Weber gibt zu Protokoll, sie befinde sich seit 2010 im Ausstieg aus dem Satanskult.

Dies würde im Widerspruch zu folgender Aussage stehen:

Im Juni 2018 betritt Malin Weber zum ersten Mal die Praxis von Jutta Stegemann in Münster.

Was dabei nicht bedacht wird, dass die damalige Lebenssituation von Frau Weber durchaus in der Therapie zu einem Ausstieg umdefiniert werden kann:

Ohrfeigen vom jähzornigen Stiefvater. Mit elf, sagt sie, habe der Vater eines Freundes sie missbraucht. In der fünften Klasse begann sie stark zu stottern. Das Gymnasium habe sie ohne Abschluss verlassen.
 
Später kommt sie in therapeutischen Wohngruppen unter, in Gastfamilien, psychiatrischen Kliniken.

Ähnliches, was die Einordnung ritueller Gewalt betrifft, dürfte ebenso für Mind-Control zutreffen. So ist in einer Stellungnahme folgendes zu lesen:

Und noch weiter: auch wenn sie nicht an " Mind Control" glauben,was ja nichts anderes bedeutet als " Gehirnwäsche" ,wo ordnen sie da ihren Artikel denn ein?? Das,was sie mit ihrem Artikel tun ist ganz offensichtlich " psychologische Manipulation" ,und genau da fängt “Mind Control” an!!
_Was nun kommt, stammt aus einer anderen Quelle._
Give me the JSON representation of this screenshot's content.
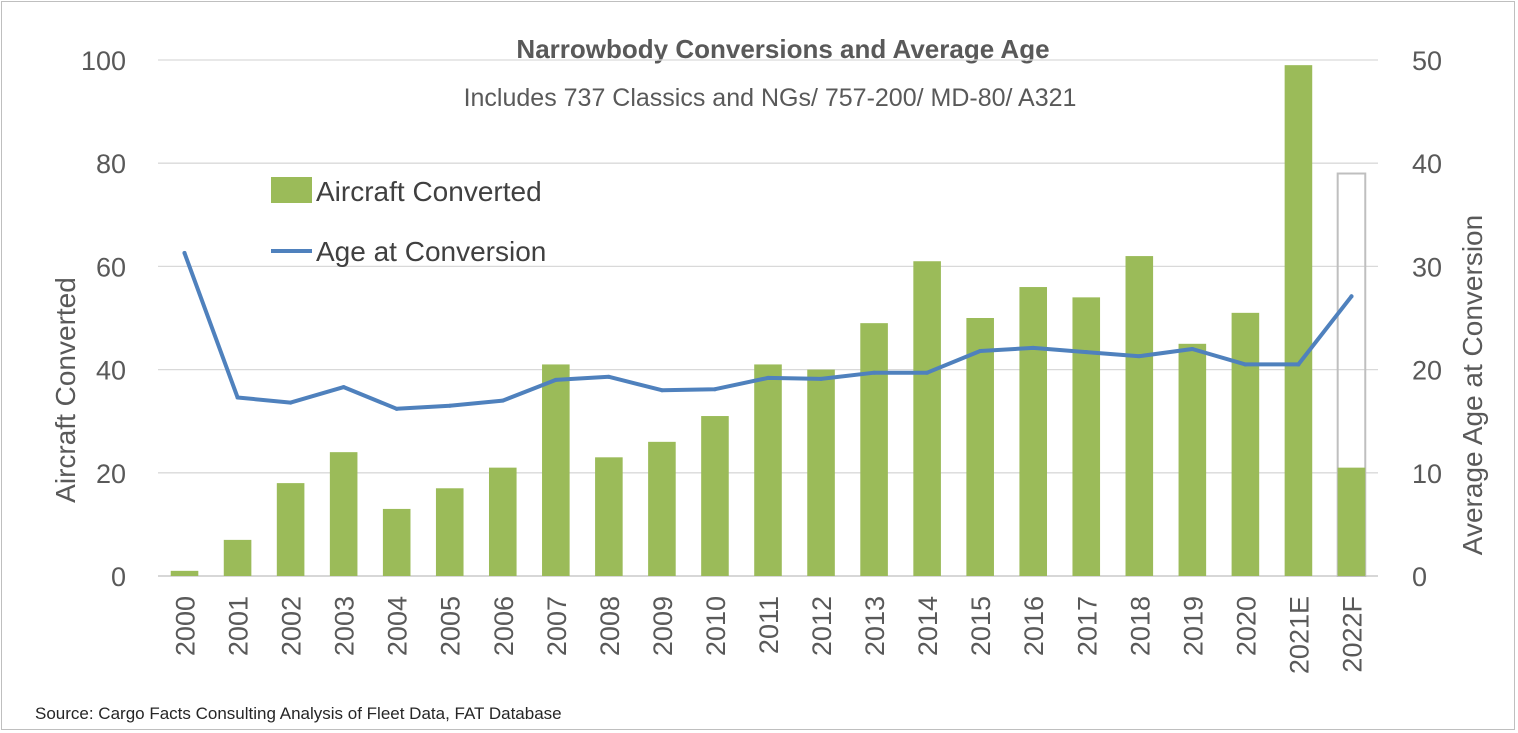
{
  "chart_data": {
    "type": "bar",
    "title": "Narrowbody Conversions and Average Age",
    "subtitle": "Includes 737 Classics and NGs/ 757-200/ MD-80/ A321",
    "categories": [
      "2000",
      "2001",
      "2002",
      "2003",
      "2004",
      "2005",
      "2006",
      "2007",
      "2008",
      "2009",
      "2010",
      "2011",
      "2012",
      "2013",
      "2014",
      "2015",
      "2016",
      "2017",
      "2018",
      "2019",
      "2020",
      "2021E",
      "2022F"
    ],
    "series": [
      {
        "name": "Aircraft Converted",
        "type": "bar",
        "axis": "left",
        "color": "#9bbb59",
        "values": [
          1,
          7,
          18,
          24,
          13,
          17,
          21,
          41,
          23,
          26,
          31,
          41,
          40,
          49,
          61,
          50,
          56,
          54,
          62,
          45,
          51,
          99,
          21
        ]
      },
      {
        "name": "Age at Conversion",
        "type": "line",
        "axis": "right",
        "color": "#4f81bd",
        "values": [
          31.3,
          17.3,
          16.8,
          18.3,
          16.2,
          16.5,
          17.0,
          19.0,
          19.3,
          18.0,
          18.1,
          19.2,
          19.1,
          19.7,
          19.7,
          21.8,
          22.1,
          21.7,
          21.3,
          22.0,
          20.5,
          20.5,
          27.1
        ]
      }
    ],
    "forecast_outline": {
      "category": "2022F",
      "value": 78,
      "color": "#bfbfbf"
    },
    "ylabel": "Aircraft Converted",
    "y2label": "Average Age at Conversion",
    "ylim": [
      0,
      100
    ],
    "y2lim": [
      0,
      50
    ],
    "yticks": [
      0,
      20,
      40,
      60,
      80,
      100
    ],
    "y2ticks": [
      0,
      10,
      20,
      30,
      40,
      50
    ],
    "grid": true,
    "legend_position": "top-left"
  },
  "source": "Source: Cargo Facts Consulting Analysis of Fleet Data, FAT Database"
}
Auch Gehirnwäsche wurde nie wissenschaftlich bewiesen, darf allerdings nicht mit anderer Beeinflussung, wie Indoktrination, verwechselt werden. Im Kontext satanisch ritueller Gewalt, wird es eher als Programmierung zu unbewussten komplexen Handlungsweisen verstanden, die durch bestimmte Triggerreize ausgelöst werden können. Zumindest letzteres ist nicht haltbar.
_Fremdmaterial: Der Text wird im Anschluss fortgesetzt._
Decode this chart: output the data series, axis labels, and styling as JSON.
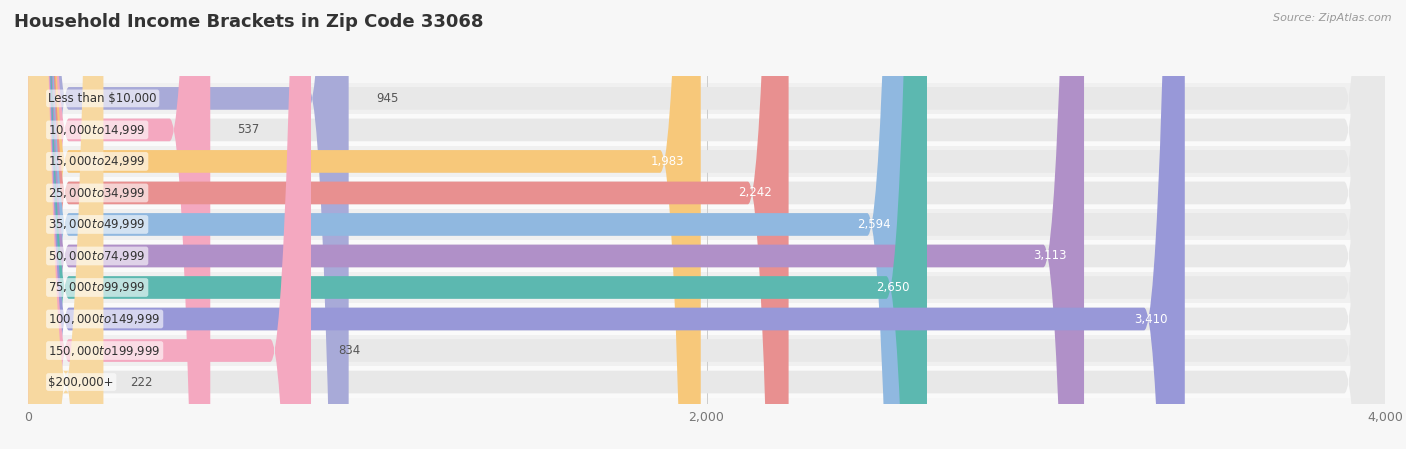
{
  "title": "Household Income Brackets in Zip Code 33068",
  "source": "Source: ZipAtlas.com",
  "categories": [
    "Less than $10,000",
    "$10,000 to $14,999",
    "$15,000 to $24,999",
    "$25,000 to $34,999",
    "$35,000 to $49,999",
    "$50,000 to $74,999",
    "$75,000 to $99,999",
    "$100,000 to $149,999",
    "$150,000 to $199,999",
    "$200,000+"
  ],
  "values": [
    945,
    537,
    1983,
    2242,
    2594,
    3113,
    2650,
    3410,
    834,
    222
  ],
  "bar_colors": [
    "#a8aad8",
    "#f4a8c0",
    "#f7c87a",
    "#e89090",
    "#90b8e0",
    "#b090c8",
    "#5cb8b0",
    "#9898d8",
    "#f4a8c0",
    "#f7d8a0"
  ],
  "xlim_max": 4000,
  "xticks": [
    0,
    2000,
    4000
  ],
  "xtick_labels": [
    "0",
    "2,000",
    "4,000"
  ],
  "background_color": "#f7f7f7",
  "bar_bg_color": "#e8e8e8",
  "row_bg_colors": [
    "#f0f0f0",
    "#fafafa"
  ],
  "title_fontsize": 13,
  "label_fontsize": 8.5,
  "value_fontsize": 8.5
}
In meinen Augen besteht ein berechtigtes Interesse, dass traumatisierte Menschen die Möglichkeit haben eine psychotherapeutische Behandlung wahrzunehmen.
Solange das Problem der Fehltherapie in einem betreffenden Bereich nicht geklärt ist, sollte man meiner Meinung nach jedoch von eventuell schädlichen Therapien absehen. Das Thema “ritueller Missbrauch” dürfte noch nicht lange genug in der Öffentlichkeit diskutiert werden, um einen bestmöglichen Umgang damit gefunden zu haben.
 
Kurios wird es für mich, wenn festgestellt wird …

Es ist auffällig, dass sich immer nur einzelne Protagonistinnen melden, deren Erinnerungen angeblich einsuggeriert wurden.

Dabei sollen doch immer Betroffene angehört werden. Mir erweckt sich der Eindruck, dass Aussagen nur dann glaubwürdig sind, wenn sie die eigenen Thesen bestätigen. Abgesehen davon, wird Wahrheit nicht nach einem Mehrheitsprinzip erzeugt.

Nun gut: Diese Sticheleien helfen nicht. Dennoch bleibt das Problem, dass sich die Begriffe im Laufe der Zeit starkt vermischt haben und unterschiedlich gedeutet werden. Dies macht es schwierig eine fachliche Diskussion zu führen, da sowohl im Spiegel-Artikel, als auch in den Stellungnahmen von DGP und BDP fachliche Argumente vorgelegt wurden, bei all der Empörung jedoch oft unter den Tisch gefallen sind - wie zum Beispiel ändernde Augenfarben oder infantile Amnesie.

Diese Umstände zeigen vielleicht, wie schwer eine fachliche Debatte werden kann - obwohl diese mehr als notwendig ist!